Economic Freedom Fighter (EFF) MP Mbuyiseni Ndlozi on Wednesday challenged South African Communist Party (SACP) and the Congress of South African Trade Unions (Cosatu) members in Parliament to vote with the opposition in the upcoming motion of no confidence, as President Jacob Zuma was "beyond repair".
"Zuma is a kleptomaniac, meaning he is beyond repair as an individual. He cannot but steal," Ndlozi said at an open forum in Cape Town under the theme "Whithering ANC: Zanufication or renewal (sic)".
The other speakers included SACP deputy general secretary Jeremy Cronin and Cosatu Western Cape secretary Tony Ehrenreich.
The African National Congress (ANC) with Zuma at the helm was incapable of any type of renewal, Ndlozi said.
"The test is not December 2017 and the ANC's elective conference. The test is in Parliament, now. If we do not remove Zuma now, you will not be able to remove him in December 2017."
He said it would take about a month for the motion of no confidence in Zuma to come before Parliament, once the Constitutional Court ruled on whether MPs could vote by secret ballot.
If Zuma stayed in his post, the country would spiral into a kleptocratic, despotic regime.
"It's going to come from within the ANC and the alliance. He will lock you up, if he has to. We have to remove him now, and we debate it after."
No confidence motion 'no quick win'
Cronin said the party still supported that Zuma should go, but cautioned against seeing the motion of no confidence as a "quick win".
Zuma would remain ANC president until December regardless and the party had become the centre of power in the country.
He wasn't convinced that the motion would succeed, but that even if it did, the ANC would ultimately have the final say in Zuma and his supporters' fate.
Ehrenreich said that, while Cosatu supported the call for Deputy President Cyril Ramaphosa to be elected ANC president in December, the party needed to address systemic problems.
He admitted the union federation made a mistake by personalising the leadership battle between former president Thabo Mbeki and Zuma.

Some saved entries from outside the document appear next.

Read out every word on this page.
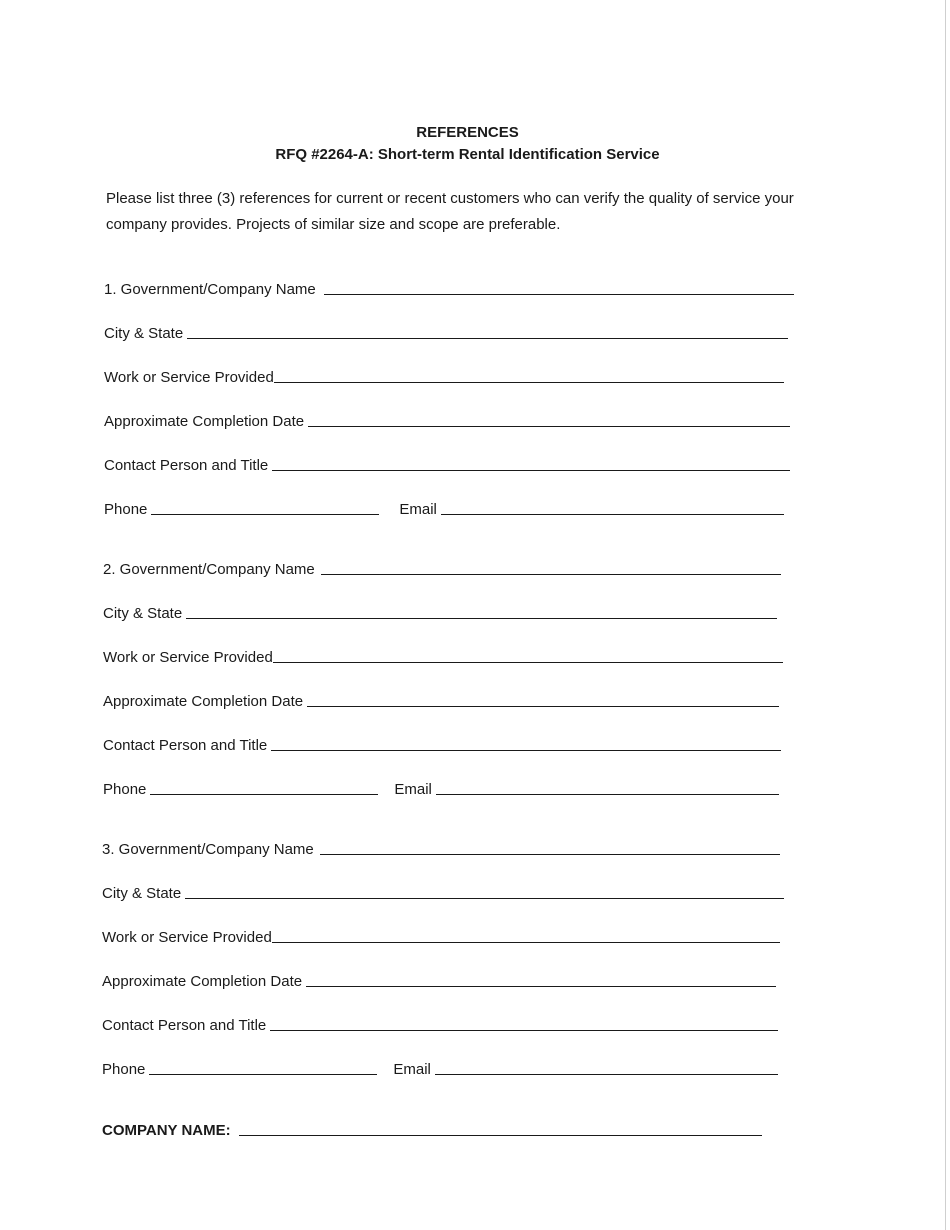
REFERENCES
RFQ #2264-A: Short-term Rental Identification Service
Please list three (3) references for current or recent customers who can verify the quality of service your company provides. Projects of similar size and scope are preferable.
1. Government/Company Name
City & State
Work or Service Provided
Approximate Completion Date
Contact Person and Title
Phone	Email
2. Government/Company Name
City & State
Work or Service Provided
Approximate Completion Date
Contact Person and Title
Phone	Email
3. Government/Company Name
City & State
Work or Service Provided
Approximate Completion Date
Contact Person and Title
Phone	Email
COMPANY NAME:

"Cosatu supported Zuma to centre Mbeki's policies, but what they got under Zuma was not that," he said.
"What came about with President Zuma was corruption, enriching himself, his family and his cabal. As a result, Cosatu today is a fraction of what it was."
'ANC's problems can be traced to 1994'
Both Cronin and Ehrenreich earlier told the audience that the crisis the ANC found itself in could be traced back to an economic policy shift.
"The Freedom Charter was the ANC's election manifesto in 1994, and essentially said we will grow the economy, but through redistribution. That is what we promised our people," Ehrenreich said.
"But two years into the marriage, the ANC changed from RDP to GEAR, a fundamental difference. It was classic trickle-down economics and was meant to address the problems, which it clearly couldn't do."
Cronin said the adoption of a "social-democracy lite" policy in the mid-1990s led to the ANC losing its grip on the second phase of the national democratic revolution.
He said the ANC became the strategic political centre after its Polokwane elective conference in 2007. It had been Mbeki's desire to make Cabinet and the executive the centre.
"Since 2014, what we've seen is this parasitic patronage network becoming reckless, and even more aggressive, with parts of the state against other parts of the state."
'New types of politics'
Cronin said the key was to find a new type of politics, led on the ground, as seen in the mass protests over the last few weeks.
Government needed to take race out of the debate about the economy, and discuss socialising it and empowering workers.
He questioned if a political elite using BEE would be able to fix South Africa’s deeper problems even if 80% of the economy were black-owned.
Ehrenreich said Cosatu needed to rebuild and unite workers on a non-partisan basis, and set political affiliations aside.